Some of Fincham's other organs strike me as near-worthless (no proper swell pedal etc) but he could do a good job when he wanted to. Since to my knowledge not a single Cavaille-Coll instrument ever reached Australia - alas, this keyboard won't let me do e-acutes - you do the best you can, faute de mieux, and you hope that the clergy don't know the word Orgelbewegung except maybe as a crossword-puzzle clue ..,
RJ, it's inspiring to see how much you have obviously researched the life of the composers whose music you play as in the case of Hindemith above.
Have you done much research on Frescobaldi and Merulo? I've become very fond of both, and esp. of Claude Merulo da Correggio lately. His organ toccatas---they're not difficult---are so delicate and unusual. Little excerpts are very nice as preludes and postludes since they are lengthy.
I like his Toccata Nono in the Fourth Tone, in particular the exquisite theme which begins at the F5 chord in the first measure on the second page (p. 52).
Thank you sirs. Yes, Francis, indeed the original calls for a 16-foot pedal part (coupled to manual) so your instinct was correct even before you saw the registration pointers at the beginning.

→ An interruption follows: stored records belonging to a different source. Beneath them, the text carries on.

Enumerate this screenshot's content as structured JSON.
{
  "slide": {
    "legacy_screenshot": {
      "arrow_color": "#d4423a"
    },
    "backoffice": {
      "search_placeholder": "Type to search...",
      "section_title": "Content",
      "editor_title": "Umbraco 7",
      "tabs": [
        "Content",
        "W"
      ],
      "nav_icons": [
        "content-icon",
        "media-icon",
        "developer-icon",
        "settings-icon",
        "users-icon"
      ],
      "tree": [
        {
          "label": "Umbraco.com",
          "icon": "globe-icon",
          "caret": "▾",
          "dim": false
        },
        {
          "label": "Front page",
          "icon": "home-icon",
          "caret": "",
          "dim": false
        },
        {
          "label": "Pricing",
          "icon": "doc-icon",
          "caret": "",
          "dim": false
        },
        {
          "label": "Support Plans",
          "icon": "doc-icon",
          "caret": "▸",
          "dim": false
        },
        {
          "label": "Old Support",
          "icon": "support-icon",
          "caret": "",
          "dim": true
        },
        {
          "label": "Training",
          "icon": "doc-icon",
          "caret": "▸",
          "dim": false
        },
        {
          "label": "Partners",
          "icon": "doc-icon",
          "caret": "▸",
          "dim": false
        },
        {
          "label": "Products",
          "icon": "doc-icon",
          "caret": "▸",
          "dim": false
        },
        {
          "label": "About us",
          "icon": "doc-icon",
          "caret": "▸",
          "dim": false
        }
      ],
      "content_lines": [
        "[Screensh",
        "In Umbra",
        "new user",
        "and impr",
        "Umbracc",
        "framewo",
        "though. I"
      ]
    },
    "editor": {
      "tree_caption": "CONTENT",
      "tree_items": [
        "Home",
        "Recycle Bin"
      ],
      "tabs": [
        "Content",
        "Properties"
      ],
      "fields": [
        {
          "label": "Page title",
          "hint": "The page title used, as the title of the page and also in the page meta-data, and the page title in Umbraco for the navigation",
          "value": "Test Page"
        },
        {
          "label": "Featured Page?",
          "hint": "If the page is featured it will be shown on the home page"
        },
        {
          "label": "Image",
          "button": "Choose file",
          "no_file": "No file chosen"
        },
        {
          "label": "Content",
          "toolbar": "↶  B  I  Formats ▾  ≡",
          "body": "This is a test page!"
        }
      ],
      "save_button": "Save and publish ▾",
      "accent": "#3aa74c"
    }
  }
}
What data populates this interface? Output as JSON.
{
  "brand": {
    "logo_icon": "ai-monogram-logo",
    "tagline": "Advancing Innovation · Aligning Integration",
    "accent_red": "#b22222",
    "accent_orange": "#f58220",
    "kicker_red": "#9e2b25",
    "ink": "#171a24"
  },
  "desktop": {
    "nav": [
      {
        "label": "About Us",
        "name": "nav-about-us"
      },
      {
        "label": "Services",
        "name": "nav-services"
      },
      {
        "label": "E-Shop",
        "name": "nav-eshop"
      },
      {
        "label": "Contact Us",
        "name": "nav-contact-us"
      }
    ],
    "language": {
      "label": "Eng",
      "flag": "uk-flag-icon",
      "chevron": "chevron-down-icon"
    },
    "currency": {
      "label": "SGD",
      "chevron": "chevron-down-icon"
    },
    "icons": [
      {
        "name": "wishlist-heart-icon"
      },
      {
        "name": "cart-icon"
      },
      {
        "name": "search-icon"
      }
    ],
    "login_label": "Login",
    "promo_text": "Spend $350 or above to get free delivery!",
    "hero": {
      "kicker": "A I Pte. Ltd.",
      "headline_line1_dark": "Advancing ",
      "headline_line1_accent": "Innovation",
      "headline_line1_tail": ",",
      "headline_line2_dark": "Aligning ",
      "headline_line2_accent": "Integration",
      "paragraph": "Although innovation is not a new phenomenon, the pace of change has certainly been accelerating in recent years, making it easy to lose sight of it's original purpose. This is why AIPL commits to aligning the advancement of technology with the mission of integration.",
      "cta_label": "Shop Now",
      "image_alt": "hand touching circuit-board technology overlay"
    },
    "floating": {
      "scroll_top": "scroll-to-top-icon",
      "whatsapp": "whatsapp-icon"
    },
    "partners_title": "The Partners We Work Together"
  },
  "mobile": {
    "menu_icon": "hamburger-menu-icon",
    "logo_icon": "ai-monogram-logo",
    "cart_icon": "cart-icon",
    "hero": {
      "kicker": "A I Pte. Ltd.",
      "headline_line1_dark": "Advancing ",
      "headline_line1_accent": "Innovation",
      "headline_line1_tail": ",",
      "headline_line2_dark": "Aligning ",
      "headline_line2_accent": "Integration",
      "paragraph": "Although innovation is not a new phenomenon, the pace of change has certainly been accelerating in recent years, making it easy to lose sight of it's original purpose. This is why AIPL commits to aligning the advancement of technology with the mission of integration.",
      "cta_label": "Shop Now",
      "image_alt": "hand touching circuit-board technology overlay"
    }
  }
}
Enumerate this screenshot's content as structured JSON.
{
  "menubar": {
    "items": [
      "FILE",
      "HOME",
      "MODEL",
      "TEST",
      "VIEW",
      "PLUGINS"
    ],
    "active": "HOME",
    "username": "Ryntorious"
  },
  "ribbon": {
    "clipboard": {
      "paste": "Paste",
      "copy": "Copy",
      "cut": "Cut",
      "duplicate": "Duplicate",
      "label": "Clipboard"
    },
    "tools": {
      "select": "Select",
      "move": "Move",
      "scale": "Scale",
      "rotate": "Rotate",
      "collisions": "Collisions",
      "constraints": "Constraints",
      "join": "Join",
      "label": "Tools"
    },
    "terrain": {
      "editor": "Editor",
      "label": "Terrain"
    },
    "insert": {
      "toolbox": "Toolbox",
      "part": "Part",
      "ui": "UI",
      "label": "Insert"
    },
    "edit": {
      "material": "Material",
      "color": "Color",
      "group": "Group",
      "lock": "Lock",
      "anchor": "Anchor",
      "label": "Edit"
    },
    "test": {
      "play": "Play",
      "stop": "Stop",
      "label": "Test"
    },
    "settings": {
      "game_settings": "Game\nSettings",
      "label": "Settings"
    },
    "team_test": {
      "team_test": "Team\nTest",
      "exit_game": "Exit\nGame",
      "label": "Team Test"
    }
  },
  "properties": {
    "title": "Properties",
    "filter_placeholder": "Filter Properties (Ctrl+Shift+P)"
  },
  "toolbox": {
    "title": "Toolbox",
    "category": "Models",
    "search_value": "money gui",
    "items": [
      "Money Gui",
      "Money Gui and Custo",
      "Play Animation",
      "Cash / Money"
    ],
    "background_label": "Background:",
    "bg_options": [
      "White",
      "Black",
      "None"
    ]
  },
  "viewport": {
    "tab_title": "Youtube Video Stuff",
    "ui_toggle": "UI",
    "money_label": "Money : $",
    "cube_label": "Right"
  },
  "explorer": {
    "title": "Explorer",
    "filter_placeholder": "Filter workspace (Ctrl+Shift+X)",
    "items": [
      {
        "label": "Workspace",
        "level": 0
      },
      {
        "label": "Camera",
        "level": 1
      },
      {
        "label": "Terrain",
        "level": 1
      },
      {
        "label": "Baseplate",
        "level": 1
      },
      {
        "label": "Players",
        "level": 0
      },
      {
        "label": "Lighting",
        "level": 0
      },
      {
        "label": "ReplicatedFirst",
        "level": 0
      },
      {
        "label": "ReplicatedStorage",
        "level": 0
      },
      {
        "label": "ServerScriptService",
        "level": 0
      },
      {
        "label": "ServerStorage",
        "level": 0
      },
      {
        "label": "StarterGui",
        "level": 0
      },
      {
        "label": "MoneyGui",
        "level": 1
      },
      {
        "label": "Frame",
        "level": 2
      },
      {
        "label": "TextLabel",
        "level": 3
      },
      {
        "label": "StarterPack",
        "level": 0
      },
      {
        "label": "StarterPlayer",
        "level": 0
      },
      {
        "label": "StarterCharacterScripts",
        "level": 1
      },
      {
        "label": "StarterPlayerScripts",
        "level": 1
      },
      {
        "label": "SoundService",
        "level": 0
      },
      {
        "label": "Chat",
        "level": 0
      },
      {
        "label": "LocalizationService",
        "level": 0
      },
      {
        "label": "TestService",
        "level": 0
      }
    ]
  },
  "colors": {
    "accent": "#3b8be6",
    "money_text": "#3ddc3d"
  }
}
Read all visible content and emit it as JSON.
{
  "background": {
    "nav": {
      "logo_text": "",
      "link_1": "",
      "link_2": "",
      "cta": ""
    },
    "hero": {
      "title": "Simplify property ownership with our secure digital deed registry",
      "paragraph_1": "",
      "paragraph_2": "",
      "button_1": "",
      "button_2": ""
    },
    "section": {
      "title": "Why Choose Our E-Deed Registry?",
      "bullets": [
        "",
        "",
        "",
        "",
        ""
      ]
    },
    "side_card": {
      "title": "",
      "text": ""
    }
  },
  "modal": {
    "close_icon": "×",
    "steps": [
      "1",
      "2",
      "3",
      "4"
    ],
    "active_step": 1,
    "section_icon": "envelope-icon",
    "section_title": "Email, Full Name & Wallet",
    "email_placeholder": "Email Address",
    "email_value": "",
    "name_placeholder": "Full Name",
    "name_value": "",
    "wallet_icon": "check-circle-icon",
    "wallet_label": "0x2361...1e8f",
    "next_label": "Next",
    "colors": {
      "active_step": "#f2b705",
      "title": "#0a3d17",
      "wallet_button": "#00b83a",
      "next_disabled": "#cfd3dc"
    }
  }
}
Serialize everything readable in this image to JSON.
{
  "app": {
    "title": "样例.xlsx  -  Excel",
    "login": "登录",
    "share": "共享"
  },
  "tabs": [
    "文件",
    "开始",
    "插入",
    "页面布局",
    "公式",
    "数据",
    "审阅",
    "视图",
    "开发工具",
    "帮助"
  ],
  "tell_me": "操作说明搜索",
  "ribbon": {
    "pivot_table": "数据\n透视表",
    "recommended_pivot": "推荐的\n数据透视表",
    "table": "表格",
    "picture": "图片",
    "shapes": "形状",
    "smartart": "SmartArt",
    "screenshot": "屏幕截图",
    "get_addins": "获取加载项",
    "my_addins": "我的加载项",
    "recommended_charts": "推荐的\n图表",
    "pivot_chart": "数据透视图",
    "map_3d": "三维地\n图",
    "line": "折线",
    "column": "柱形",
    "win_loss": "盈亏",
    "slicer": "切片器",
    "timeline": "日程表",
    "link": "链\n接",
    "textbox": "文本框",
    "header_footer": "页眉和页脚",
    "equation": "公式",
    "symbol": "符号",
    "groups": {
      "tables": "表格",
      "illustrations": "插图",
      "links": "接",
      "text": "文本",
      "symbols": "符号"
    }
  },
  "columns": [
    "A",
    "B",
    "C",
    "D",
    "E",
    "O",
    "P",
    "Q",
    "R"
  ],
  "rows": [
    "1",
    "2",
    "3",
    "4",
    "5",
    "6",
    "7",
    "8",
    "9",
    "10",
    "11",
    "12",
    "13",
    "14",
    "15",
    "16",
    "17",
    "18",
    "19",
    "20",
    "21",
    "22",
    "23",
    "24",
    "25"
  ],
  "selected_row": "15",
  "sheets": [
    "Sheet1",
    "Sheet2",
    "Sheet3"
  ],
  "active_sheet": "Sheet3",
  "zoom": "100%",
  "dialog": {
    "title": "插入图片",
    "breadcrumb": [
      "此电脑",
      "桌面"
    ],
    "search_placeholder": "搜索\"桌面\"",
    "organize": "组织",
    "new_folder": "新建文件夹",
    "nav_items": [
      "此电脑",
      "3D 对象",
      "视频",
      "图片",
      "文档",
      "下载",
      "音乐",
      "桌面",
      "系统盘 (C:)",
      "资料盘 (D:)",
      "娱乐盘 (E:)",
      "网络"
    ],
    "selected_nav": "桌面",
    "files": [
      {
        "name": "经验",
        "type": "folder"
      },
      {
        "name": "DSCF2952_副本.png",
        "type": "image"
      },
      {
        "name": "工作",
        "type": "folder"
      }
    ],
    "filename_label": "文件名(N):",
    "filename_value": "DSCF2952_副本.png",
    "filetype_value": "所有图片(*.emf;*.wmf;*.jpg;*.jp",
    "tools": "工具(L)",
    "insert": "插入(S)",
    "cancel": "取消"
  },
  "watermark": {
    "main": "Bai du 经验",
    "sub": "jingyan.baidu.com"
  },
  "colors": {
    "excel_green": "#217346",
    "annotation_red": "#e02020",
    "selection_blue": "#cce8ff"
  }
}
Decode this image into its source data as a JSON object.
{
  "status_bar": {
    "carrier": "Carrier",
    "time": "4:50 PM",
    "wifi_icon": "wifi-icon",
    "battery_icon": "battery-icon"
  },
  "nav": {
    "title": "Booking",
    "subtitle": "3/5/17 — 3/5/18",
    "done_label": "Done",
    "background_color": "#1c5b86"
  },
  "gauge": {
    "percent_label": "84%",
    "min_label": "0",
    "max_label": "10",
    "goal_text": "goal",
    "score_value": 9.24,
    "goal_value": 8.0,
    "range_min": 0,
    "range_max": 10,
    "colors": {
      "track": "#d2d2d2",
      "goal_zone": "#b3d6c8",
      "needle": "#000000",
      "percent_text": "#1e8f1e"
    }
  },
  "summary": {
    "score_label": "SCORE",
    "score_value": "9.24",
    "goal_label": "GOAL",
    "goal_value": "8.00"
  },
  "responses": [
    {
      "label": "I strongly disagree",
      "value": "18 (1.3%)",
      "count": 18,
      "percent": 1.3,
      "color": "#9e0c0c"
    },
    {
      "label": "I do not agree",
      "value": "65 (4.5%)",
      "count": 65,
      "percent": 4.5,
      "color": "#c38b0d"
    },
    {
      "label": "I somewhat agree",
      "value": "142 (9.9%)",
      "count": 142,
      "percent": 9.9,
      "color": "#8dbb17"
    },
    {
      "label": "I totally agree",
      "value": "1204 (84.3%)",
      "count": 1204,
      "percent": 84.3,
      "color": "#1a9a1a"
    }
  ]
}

I don't know what actually made me cut off the organ part at m. 26, but as soon as I got the idea of doing so, I thought it seemed ... apposite. Only the sopranos, of all the voices, have a note more than a semitone different from the last note in the preceding measure, so I don't think any chorister could complain about intonation problems.
The single most valuable composition lesson I ever learned was from a percussionist friend - a former employee of the Sydney Symphony, and a man possibly known to Sydneysider David Basden - who didn't even realize that he was teaching me anything. (I offer this tip for the benefit of any other composers out there who haven't yet encountered it.)
Said percussionist friend told me that it's almost impossible for a singer to go off-pitch in Puccini, because every major vocal entry in every single Puccini opera is preceded by the same note appearing in another voice, or in at least one instrument. Just one of those stratagems by which Puccini differentiated his genius (yes, I said "genius", even if the Pucciniphobic Benjamin Britten rises from his tomb and punches my lights out) from the mere talent of Homo Sapiens.